None of the microbial members of this "core group" of bugs was "what you'd call a classic pathogen", Dr Gordon said.
And yet, "the more of these bacterial strains you had, the worse the stunting", he said.
"That to us was an amazing surprise."
The team then transferred a subset of these bacteria into germ-free mice, each one bred without gut microbes of its own.
Shortly after the microbes set up shop in the animals' small intestines, the tissues began to deteriorate - an apparent mimicry of the inflammatory friendly fire seen in many children with signs of stunting.
That bacteria alone can give mice gut inflammation is "huge, in my mind", said Dr Honorine Ward, a microbiologist and immunologist at Tufts University who was not involved in the study.
Although it is still unclear whether these dynamics will play out the same way in people, "this is very convincing, and a really good start", said Dr Ana Maria Porras, a microbiologist and tissue engineer at Cornell University who also was not a part of the research team.
And there is more for researchers to learn.
For ethical reasons, they analysed the gut tissues and microbes only of children with signs of stunting, and for whom diet made little difference.

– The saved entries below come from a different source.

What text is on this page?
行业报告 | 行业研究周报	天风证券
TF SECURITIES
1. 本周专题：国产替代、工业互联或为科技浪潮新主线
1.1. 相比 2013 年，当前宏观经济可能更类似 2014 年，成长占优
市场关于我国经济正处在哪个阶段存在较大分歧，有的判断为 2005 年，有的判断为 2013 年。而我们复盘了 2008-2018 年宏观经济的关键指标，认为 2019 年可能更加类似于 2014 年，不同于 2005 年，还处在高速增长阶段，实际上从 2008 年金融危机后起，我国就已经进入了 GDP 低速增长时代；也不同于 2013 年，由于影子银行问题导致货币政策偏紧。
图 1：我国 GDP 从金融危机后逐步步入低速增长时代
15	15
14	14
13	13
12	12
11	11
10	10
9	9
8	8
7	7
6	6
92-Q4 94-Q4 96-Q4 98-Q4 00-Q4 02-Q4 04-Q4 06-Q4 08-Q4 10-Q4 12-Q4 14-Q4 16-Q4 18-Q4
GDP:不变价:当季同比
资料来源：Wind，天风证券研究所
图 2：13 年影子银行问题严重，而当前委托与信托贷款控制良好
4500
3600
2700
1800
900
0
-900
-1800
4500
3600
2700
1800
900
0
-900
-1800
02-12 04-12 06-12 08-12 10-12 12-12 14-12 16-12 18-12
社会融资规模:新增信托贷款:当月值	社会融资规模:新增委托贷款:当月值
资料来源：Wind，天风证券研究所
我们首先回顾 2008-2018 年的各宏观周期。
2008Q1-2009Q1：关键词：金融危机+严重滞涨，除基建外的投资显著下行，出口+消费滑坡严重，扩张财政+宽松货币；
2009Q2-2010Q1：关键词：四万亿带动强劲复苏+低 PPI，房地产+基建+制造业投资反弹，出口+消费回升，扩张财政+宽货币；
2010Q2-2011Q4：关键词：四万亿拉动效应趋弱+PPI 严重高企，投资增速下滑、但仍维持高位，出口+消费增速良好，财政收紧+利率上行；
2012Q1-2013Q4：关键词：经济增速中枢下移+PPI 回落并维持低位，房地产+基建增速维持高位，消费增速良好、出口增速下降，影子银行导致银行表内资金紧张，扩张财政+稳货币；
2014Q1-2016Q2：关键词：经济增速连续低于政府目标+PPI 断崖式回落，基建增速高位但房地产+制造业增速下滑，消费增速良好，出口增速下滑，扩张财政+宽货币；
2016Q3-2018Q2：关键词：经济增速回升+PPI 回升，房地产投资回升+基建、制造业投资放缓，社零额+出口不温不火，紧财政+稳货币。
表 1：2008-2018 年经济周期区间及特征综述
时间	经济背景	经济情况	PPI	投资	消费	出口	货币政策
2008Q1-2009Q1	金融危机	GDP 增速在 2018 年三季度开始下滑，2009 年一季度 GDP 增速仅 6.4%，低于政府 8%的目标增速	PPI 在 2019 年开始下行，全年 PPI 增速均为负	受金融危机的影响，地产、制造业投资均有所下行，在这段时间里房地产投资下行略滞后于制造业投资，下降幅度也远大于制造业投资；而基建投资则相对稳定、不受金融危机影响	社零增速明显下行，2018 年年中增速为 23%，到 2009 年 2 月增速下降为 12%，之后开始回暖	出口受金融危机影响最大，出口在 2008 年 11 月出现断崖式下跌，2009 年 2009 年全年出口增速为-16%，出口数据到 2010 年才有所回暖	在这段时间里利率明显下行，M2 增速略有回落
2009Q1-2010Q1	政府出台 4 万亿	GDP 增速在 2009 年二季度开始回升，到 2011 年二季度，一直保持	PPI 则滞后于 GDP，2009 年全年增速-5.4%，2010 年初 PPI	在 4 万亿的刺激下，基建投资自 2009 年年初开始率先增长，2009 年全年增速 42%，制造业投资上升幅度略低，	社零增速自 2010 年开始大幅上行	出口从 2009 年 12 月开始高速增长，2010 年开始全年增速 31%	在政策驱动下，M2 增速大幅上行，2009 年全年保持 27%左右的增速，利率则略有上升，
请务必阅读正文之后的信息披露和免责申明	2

"You can't biopsy healthy children for no reason at all," Dr Ward said.
That leaves the portrait of a healthy microbial community in the small intestine ill-defined - something of a terra incognita, Dr Gordon said.
Without that knowledge, the researchers cannot determine which has a greater influence on gut inflammation, the microbes that are present or the microbes that are absent, said Dr Arianna Celis Luna, a microbiologist at Stanford University who was not involved in the study.
Perhaps bad actors are seeding destruction in the gut, or maybe this intestinal community lacks benign bacteria that could counteract these harmful effects.
Finding a humane way to transfer bacteria from healthy children, or from children who can recover from malnutrition through diet alone, into mice may help tease apart those differences, Dr Dominguez Bello said.
There is almost certainly more to the picture, Dr Gordon said.
In the study, children with more inflammation did not experience more stunting.
"So we're missing something," he said.
And what's true of malnourished children in Bangladesh won't necessarily apply to populations in other parts of the world, Dr Ahmed added.
But the study's findings still hold a great deal of promise for global health, Dr Ward said.
Perhaps future interventions might include treatments that bolster the well-being of not just the human cells in our bodies but also the bacterial ones, too.
Combating malnutrition may be just as much about feeding our microbes as it is about feeding ourselves.
"We're still a long way from devising those microbiota-based interventions, or even understanding what microbes to use," Dr Ward said. "But this opens the door to that."